Genjrang-genjreng intro seiring derap catchy eksperimentalisme drum ganda, ritmis berkumandang. Ia ingat betul lagu itu.
“Untouchable” adalah satu nomor yang mereka bawakan di studio ketika ngejam untuk pertama kali. Seharusnya ada aksen akordeon di sana. Kedua gitaris kembar terlalu kentara untuk menyembunyikan kekagumannya pada permainan melodius nan ikonik Bernard Butler, meski selebihnya adalah sejenis ego seorang Noel Gallagher, memungkinkan setiap lagu yang sesungguhnya memiliki nyawa sentuhan kibor, cukup ampuh diaransemen ulang dengan format konvensional dua gitar semata. Para medioker yang bermimpi jadi raja panggung.
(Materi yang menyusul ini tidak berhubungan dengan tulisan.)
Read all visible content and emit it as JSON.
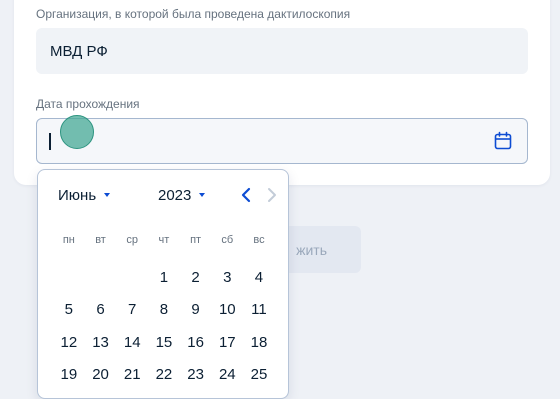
{
  "form": {
    "org_label": "Организация, в которой была проведена дактилоскопия",
    "org_value": "МВД РФ",
    "date_label": "Дата прохождения",
    "date_value": ""
  },
  "background_button": {
    "label_fragment": "жить"
  },
  "datepicker": {
    "month": "Июнь",
    "year": "2023",
    "weekdays": [
      "пн",
      "вт",
      "ср",
      "чт",
      "пт",
      "сб",
      "вс"
    ],
    "weeks": [
      [
        "",
        "",
        "",
        "1",
        "2",
        "3",
        "4"
      ],
      [
        "5",
        "6",
        "7",
        "8",
        "9",
        "10",
        "11"
      ],
      [
        "12",
        "13",
        "14",
        "15",
        "16",
        "17",
        "18"
      ],
      [
        "19",
        "20",
        "21",
        "22",
        "23",
        "24",
        "25"
      ]
    ],
    "icons": {
      "prev": "chevron-left-icon",
      "next": "chevron-right-icon",
      "dropdown": "triangle-down-icon"
    }
  },
  "colors": {
    "accent": "#0d4cd3",
    "text": "#0b1f33",
    "muted": "#66727f",
    "input_border": "#a5b7cf",
    "cursor_marker": "#46aa96"
  },
  "icons": {
    "date_field": "calendar-icon"
  }
}
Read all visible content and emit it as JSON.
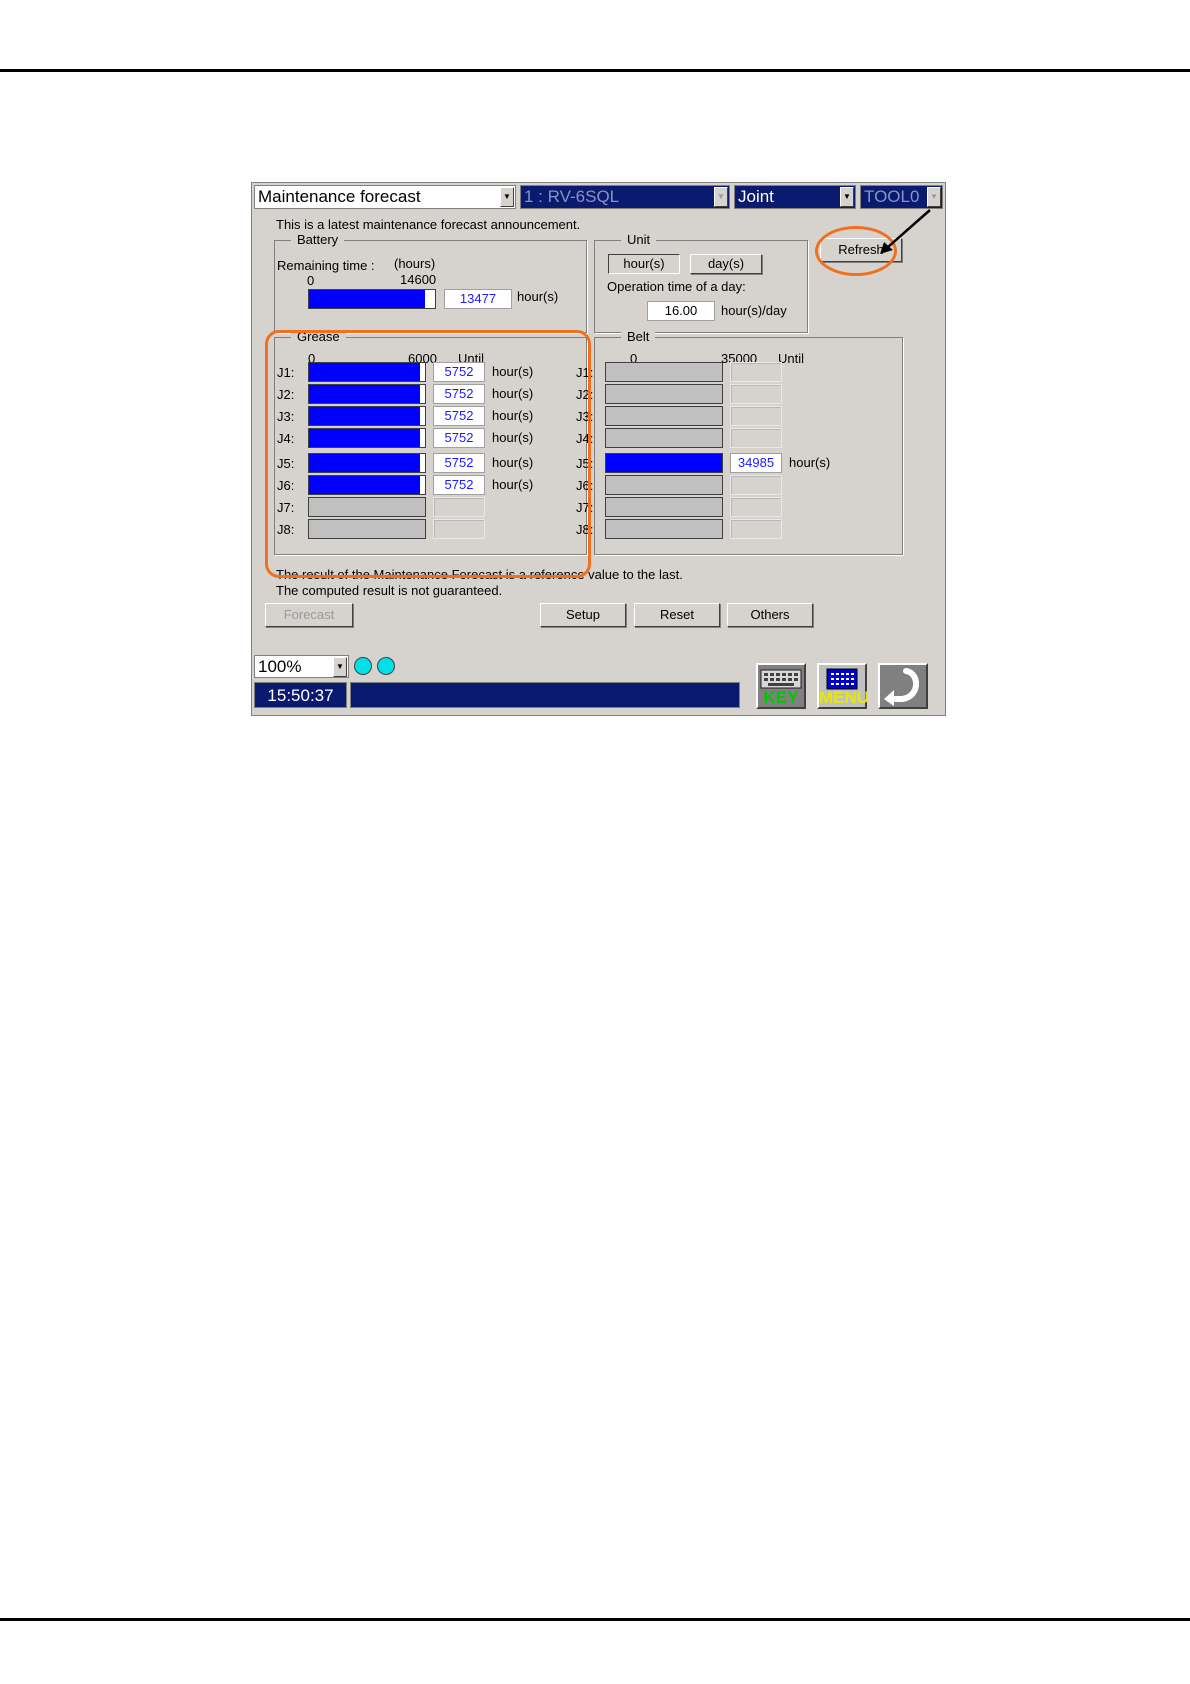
{
  "window": {
    "function_select": "Maintenance forecast",
    "robot_select": "1 : RV-6SQL",
    "coord_select": "Joint",
    "tool_select": "TOOL0",
    "announcement": "This is a latest maintenance forecast announcement."
  },
  "battery": {
    "legend": "Battery",
    "remaining_label": "Remaining time :",
    "unit_paren": "(hours)",
    "scale_min": "0",
    "scale_max": "14600",
    "value": "13477",
    "fraction": 0.923,
    "unit": "hour(s)"
  },
  "unit_group": {
    "legend": "Unit",
    "hours_button": "hour(s)",
    "days_button": "day(s)",
    "operation_label": "Operation time of a day:",
    "operation_value": "16.00",
    "operation_unit": "hour(s)/day"
  },
  "refresh_button": "Refresh",
  "grease": {
    "legend": "Grease",
    "scale_min": "0",
    "scale_max": "6000",
    "until_label": "Until",
    "rows": [
      {
        "label": "J1:",
        "value": "5752",
        "unit": "hour(s)",
        "fraction": 0.959,
        "active": true
      },
      {
        "label": "J2:",
        "value": "5752",
        "unit": "hour(s)",
        "fraction": 0.959,
        "active": true
      },
      {
        "label": "J3:",
        "value": "5752",
        "unit": "hour(s)",
        "fraction": 0.959,
        "active": true
      },
      {
        "label": "J4:",
        "value": "5752",
        "unit": "hour(s)",
        "fraction": 0.959,
        "active": true
      },
      {
        "label": "J5:",
        "value": "5752",
        "unit": "hour(s)",
        "fraction": 0.959,
        "active": true
      },
      {
        "label": "J6:",
        "value": "5752",
        "unit": "hour(s)",
        "fraction": 0.959,
        "active": true
      },
      {
        "label": "J7:",
        "value": "",
        "unit": "",
        "fraction": 0,
        "active": false
      },
      {
        "label": "J8:",
        "value": "",
        "unit": "",
        "fraction": 0,
        "active": false
      }
    ]
  },
  "belt": {
    "legend": "Belt",
    "scale_min": "0",
    "scale_max": "35000",
    "until_label": "Until",
    "rows": [
      {
        "label": "J1:",
        "value": "",
        "unit": "",
        "fraction": 0,
        "active": false
      },
      {
        "label": "J2:",
        "value": "",
        "unit": "",
        "fraction": 0,
        "active": false
      },
      {
        "label": "J3:",
        "value": "",
        "unit": "",
        "fraction": 0,
        "active": false
      },
      {
        "label": "J4:",
        "value": "",
        "unit": "",
        "fraction": 0,
        "active": false
      },
      {
        "label": "J5:",
        "value": "34985",
        "unit": "hour(s)",
        "fraction": 0.9996,
        "active": true
      },
      {
        "label": "J6:",
        "value": "",
        "unit": "",
        "fraction": 0,
        "active": false
      },
      {
        "label": "J7:",
        "value": "",
        "unit": "",
        "fraction": 0,
        "active": false
      },
      {
        "label": "J8:",
        "value": "",
        "unit": "",
        "fraction": 0,
        "active": false
      }
    ]
  },
  "notes": {
    "line1": "The result of the Maintenance Forecast is a reference value to the last.",
    "line2": "The computed result is not guaranteed."
  },
  "buttons": {
    "forecast": "Forecast",
    "setup": "Setup",
    "reset": "Reset",
    "others": "Others"
  },
  "zoom": "100%",
  "status_time": "15:50:37",
  "icons": {
    "key_label": "KEY",
    "menu_label": "MENU",
    "key_icon": "keyboard-icon",
    "menu_icon": "menu-grid-icon",
    "back_icon": "back-arrow-icon"
  },
  "colors": {
    "highlight": "#f07020",
    "bar_fill": "#0000ff",
    "navy": "#0a1a6e",
    "window_bg": "#d6d3ce"
  }
}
Bila engkau malaikat, aku akan memotong sayapmu.
Tidak. Tidak. Kalimat itu ia hapus. Tak boleh mencuri apa pun dari sesuatu yang kau cintai. Tidak boleh ada pesan pemujaan. Tak ada tema perjalanan waktu; retrospeksi. Dev merasa kafein dalam darahnya semakin deras melaju. Huruf-huruf Calibri berukuran 12 kini menyaru lajur-lajur labirin tak berpintu. Ada kafe di pinggiran kota yang masih memutar Rialto bercampur-baur EDM, berganti jeda di antara lagu-lagu top 40, baginya sudah berupa kemenangan.
Dev mengganti layar, membuka surat elektronik. Matanya lelah. Kepulan asap mengembus dari bibir, membentuk lingkaran-lingkaran.
Ada pesan masuk dari alamat tak biasa. Sesungguhnya bukan benar-benar asing, selain pemiliknya terlalu gengsi memakai nama asli: Bustomi_2000. Perihal ini, ia kadang jail memanggil nama orisinal itu di keramaian meski mendapat serangan balik; dipanggil Devi. Senyumnya mengembang.
Assalamualaikum. Apa kabarmu, bro? kayak hilang ditelan genderuwo. Ini gue, Tommy.
Dev membaca paragraf selanjutnya dengan rasa bungah.